Florentin Seillière was born on 3 July 1744 in Saint-Mihiel, Meuse.
He was the son of François Seillière (1707–1749) and Marie-Anne Sellier.
His father, who was descended from officials at the court of Lorraine, had become a wool merchant in Saint-Mihiel.
The Seillières were a prominent Catholic family.
The family name had been Sellier (Saddler), then Seillier, and finally Seillière.
In 1769 Florentin married Jeanne Chevalier (1750–1802).
Their children were Nicolas (1770–1844), Germain Auguste (1775–1803), François (1782–1843) and Claude Florentin (died 1808).

==Career==

Florentin and his brother Aimé (1742–1793) expanded the family business to become suppliers of clothing and guns to the army.
In 1776 the Seillières (Aimé and Florentin) created a cloth company at Pierrepont, Meurthe-et-Moselle.
They were successful in the wool trade with Germany, and their lavoir at Pierrepont soon became an important supplier of cloth for the army.
In 1787 Florentin moved to Nancy where he obtained letters-patent of bourgeoisie from consular judges of Lorraine and Barrois.
Later he was named héraut d'armes (herald), an honorary title that conferred nobility which would be inherited by his descendants.

The Wendels lost their forge and foundry at Hayange during the French Revolution.
In 1789 the Seillières obtained the lease of the royal forge of Ruelle, which had been managed by Ignace de Wendel (1741–1795).
Florentin Seillière helped the Wendels buy back their Hayange forge in 1804.
In 1808 he was chosen by the emperor Napoleon as head of the board of saltworks of the east.
Seillière supported Jean François Marin in his purchase of a large foundry in Moyeuvre.
In 1811 François de Wendel signed two bonds of 120,000 and 180,000 from Seillière in order to buy the Moyeuvre foundry from Marin.

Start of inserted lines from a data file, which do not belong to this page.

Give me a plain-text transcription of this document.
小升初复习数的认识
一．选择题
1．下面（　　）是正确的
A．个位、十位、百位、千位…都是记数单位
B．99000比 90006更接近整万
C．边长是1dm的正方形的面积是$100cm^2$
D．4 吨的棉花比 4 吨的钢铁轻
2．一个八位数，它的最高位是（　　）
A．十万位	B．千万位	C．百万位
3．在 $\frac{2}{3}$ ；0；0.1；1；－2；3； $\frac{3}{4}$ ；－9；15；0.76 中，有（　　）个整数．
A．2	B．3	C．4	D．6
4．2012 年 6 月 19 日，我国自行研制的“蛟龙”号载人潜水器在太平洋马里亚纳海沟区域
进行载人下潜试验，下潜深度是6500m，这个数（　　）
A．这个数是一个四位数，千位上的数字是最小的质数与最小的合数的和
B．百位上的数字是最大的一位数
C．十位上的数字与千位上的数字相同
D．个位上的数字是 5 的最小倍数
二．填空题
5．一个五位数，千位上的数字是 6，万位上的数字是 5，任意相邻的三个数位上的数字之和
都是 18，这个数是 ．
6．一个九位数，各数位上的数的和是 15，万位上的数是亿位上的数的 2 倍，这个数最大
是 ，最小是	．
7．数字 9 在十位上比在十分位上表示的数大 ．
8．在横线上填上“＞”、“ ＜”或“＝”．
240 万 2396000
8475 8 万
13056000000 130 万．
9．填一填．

Florentin's son Nicolas created a branch of the bank in Paris in 1798, and specialized in recovering public debts held by companies supplying the army.
Florentin's other son François-Alexandre joined his brother in Paris in 1805, and in 1808 founded a bank at the Rue Le Peletier in the 9th arrondissement.
François-Alexandre was an entrepreneur more than a banker, and became very involved in the textile industry.
Florentin's granddaughter became countess of Sommariva.

Florentin Seillière was a member of the electoral council of the Meuse and a knight of the Legion of Honour.
He was created a baron of the Empire in January 1814 on promise of institution of majorat.
He was confirmed as baron by letters patent of King Louis XVIII in 1815.
His title was made hereditary in the form of majorat in 1817.
He died on 4 February 1825 at the age of 80.
He left a fortune of 5.5 million francs.